Dort lief dann erstaunlicherweise alles
glatt – zumindest für die Besucher der Veranstaltung. Es gab wenige
Verspätungen, die Programmpunkte wurden schön präsentiert, die
freiwilligen Helfer retteten uns mehrfach aus heiklen Situationen, und
Mike Hillenbrand wirkte in ruhiger Weise als Conferencier auf der Bühne.
Als
ich mit Elke Rohwer dann auf die Bühne trat, um PERRY RHODAN NEO zu
präsentieren, war der große Saal im Kongresszentrum Rosengarten
überfüllt. Alle Sitzplätze waren belegt, viele Besucher standen an den
Wänden. Gespannt lauschten sie unserem Vortrag, und als danach die
Romane verteilt wurden – in diesem Fall eine illustriere
Sonderproduktion –, war die Zustimmung sehr groß.
Viele Besucher
lasen bereits an diesem Wochenende in den Roman »Sternenstaub« von Frank
Borsch hinein. Das positive Echo hielt an. Und als ich nach dem
Wochenende wieder in den Verlag kam und die ersten Mails von Lesern
erhielt, ging ich davon aus, dass PERRY RHODAN NEO kein Flop werden
würde.
Die Jahre danach vergingen wie im Flug; mittlerweile sind
über 130 Romane von PERRY RHODAN NEO erschienen, dazu Kurzgeschichten
und Buchausgaben. Meine vorsichtige Herangehensweise im September 2011
war wohl zu vorsichtig ... aber in jenem Herbst wurden die
entscheidenden Grundlagen für den späteren Erfolg gelegt.
4 Kommentare:
Ich dachte immer,
und immer noch denke ich,
dass NEO wird der Rückkanal sein,
Perry Rhodan Serie ins Englische,
Ich hoffe, dass Sie dies zu realisieren.
Das war der Tiefpunkt des Weltcons. Da freut man sich ein tolles Gimmick zu seiner Serie zu bekommen und dann kommt etwas Perry-Rhodan-fremdes als Höhepunkt und Gimmick daher. Das hat mich damals maßlos geärgert. Und es ärgert mich noch heute.

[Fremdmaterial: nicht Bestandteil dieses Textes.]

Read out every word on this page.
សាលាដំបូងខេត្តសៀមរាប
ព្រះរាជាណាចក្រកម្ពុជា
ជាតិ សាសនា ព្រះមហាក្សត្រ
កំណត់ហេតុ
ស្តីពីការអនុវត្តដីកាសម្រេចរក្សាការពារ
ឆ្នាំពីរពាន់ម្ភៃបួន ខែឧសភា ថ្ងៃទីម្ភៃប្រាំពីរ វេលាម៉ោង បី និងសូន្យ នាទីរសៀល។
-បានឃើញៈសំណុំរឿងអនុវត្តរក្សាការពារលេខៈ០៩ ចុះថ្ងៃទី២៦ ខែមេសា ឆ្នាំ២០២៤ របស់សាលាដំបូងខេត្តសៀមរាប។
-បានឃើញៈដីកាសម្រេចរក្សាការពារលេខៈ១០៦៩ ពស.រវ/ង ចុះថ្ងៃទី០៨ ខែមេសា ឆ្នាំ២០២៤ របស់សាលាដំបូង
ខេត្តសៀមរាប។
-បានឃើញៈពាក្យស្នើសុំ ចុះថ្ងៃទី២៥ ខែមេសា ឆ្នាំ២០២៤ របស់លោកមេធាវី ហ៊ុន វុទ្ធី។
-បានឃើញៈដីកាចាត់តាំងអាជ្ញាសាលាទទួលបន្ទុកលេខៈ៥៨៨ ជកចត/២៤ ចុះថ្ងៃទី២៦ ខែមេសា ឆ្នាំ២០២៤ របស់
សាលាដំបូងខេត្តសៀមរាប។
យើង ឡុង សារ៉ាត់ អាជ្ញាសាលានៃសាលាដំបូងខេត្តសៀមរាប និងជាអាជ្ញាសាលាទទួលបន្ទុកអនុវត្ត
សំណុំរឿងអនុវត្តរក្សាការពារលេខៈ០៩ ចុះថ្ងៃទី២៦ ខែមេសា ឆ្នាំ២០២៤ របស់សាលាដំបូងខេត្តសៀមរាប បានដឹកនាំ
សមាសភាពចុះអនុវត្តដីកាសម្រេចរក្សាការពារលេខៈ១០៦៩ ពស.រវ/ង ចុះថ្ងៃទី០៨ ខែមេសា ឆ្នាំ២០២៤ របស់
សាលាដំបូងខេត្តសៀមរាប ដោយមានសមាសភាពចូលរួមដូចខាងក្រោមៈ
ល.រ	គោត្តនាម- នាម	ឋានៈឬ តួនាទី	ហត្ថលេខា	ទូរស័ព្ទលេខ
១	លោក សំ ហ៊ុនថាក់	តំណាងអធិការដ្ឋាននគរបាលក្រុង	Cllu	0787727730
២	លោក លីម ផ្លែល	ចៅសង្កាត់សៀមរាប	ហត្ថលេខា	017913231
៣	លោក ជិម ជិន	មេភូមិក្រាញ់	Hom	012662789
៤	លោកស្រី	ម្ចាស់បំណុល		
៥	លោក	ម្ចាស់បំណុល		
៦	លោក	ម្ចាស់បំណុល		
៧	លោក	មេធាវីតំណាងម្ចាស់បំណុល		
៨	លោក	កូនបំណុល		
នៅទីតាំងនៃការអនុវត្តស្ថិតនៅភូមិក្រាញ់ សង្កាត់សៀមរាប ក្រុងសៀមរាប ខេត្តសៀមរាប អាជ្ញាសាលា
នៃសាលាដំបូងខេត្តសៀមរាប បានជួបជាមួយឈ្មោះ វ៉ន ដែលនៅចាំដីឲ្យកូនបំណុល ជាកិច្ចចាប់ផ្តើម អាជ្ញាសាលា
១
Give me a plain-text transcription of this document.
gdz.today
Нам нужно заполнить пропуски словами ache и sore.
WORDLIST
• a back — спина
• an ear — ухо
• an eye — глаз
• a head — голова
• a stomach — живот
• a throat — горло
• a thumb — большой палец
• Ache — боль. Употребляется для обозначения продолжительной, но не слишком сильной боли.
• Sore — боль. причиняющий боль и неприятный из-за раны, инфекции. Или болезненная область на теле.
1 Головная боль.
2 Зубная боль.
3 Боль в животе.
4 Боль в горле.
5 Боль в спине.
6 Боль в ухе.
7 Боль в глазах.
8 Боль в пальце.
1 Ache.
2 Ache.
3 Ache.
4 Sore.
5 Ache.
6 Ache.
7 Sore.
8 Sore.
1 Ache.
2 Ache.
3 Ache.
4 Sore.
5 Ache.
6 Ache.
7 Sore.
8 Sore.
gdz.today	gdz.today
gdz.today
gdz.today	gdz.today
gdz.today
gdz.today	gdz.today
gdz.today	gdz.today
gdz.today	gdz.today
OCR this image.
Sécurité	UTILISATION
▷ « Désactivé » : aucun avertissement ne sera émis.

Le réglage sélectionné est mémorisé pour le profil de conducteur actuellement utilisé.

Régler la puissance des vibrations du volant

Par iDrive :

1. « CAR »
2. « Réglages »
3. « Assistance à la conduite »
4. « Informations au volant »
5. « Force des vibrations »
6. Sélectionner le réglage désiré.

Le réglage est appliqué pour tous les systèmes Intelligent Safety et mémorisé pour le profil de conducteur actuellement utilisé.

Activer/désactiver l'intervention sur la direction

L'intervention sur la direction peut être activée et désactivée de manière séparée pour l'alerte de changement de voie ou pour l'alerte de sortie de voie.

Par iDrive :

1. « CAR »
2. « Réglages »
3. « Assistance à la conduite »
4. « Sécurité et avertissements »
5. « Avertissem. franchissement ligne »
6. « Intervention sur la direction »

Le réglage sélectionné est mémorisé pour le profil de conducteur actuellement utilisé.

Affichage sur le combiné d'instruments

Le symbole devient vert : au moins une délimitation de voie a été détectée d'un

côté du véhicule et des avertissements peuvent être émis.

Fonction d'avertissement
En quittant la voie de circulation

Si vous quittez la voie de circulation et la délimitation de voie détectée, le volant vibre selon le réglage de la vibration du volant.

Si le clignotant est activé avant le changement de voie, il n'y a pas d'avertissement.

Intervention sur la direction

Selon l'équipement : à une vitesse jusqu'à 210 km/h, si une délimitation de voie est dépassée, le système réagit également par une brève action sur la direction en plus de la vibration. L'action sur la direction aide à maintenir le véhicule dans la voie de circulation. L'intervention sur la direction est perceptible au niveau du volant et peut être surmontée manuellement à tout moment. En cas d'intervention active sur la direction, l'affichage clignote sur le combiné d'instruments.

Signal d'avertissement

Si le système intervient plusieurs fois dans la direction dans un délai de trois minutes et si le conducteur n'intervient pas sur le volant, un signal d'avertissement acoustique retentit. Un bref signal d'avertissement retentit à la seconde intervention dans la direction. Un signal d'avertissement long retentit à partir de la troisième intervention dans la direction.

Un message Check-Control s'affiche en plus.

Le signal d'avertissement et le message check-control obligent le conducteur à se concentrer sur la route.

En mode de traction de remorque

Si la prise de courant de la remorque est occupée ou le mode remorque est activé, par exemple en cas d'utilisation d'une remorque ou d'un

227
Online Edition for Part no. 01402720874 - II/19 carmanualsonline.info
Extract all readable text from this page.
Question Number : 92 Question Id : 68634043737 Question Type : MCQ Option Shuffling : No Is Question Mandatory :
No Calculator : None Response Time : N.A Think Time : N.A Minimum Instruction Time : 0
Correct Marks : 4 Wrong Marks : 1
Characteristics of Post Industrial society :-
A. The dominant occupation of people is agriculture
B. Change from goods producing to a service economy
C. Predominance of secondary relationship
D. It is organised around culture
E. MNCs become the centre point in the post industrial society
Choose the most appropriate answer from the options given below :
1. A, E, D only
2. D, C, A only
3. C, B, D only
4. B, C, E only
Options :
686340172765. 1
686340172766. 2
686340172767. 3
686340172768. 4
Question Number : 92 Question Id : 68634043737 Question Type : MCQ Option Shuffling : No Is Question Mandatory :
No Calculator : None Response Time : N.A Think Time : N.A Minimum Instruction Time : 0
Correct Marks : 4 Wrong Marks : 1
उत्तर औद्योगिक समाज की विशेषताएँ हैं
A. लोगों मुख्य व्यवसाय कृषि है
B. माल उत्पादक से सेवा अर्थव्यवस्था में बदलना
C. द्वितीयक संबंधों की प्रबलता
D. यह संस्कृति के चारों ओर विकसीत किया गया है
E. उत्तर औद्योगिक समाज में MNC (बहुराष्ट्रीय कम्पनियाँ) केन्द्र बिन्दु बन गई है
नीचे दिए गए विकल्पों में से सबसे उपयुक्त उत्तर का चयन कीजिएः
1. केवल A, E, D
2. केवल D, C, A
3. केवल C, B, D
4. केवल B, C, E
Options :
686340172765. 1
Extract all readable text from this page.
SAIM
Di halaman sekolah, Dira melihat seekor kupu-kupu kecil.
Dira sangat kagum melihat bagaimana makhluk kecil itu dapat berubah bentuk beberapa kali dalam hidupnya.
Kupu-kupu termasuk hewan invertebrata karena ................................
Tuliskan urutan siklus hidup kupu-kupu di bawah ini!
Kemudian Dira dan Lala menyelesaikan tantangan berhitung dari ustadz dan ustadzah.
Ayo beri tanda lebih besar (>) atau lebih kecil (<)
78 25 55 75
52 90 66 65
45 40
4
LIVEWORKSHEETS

Schade, dass das Projekt nicht scheiterte. Aber na ja, wie immer, wenn die Amis es erfunden haben muss es ja gut sein und kopiert werden.....
Wie kann man einem Projekt nur ein scheitern wünschen? Sowas ist mir echt fremd und unverständlich. Und dann hinterher am besten noch ein besserwisserisches "Ich hab es ja gleich gesagt!" oben drauf. Ich komme aus dem Kopf schütteln nicht mehr raus.
Um dies vernünftig darlegen zu können ist diese Kommentarfunktion zu limitiert.
Allgemein kann man sagen, dass sicherlich viele Projekte in ihrer Planungsphase scheitern, von denen wir Leser nie etwas erfahren. Und hätte ich nie etwas von NEO erfahren, dann wäre dies für mich kein Verlust gewesen.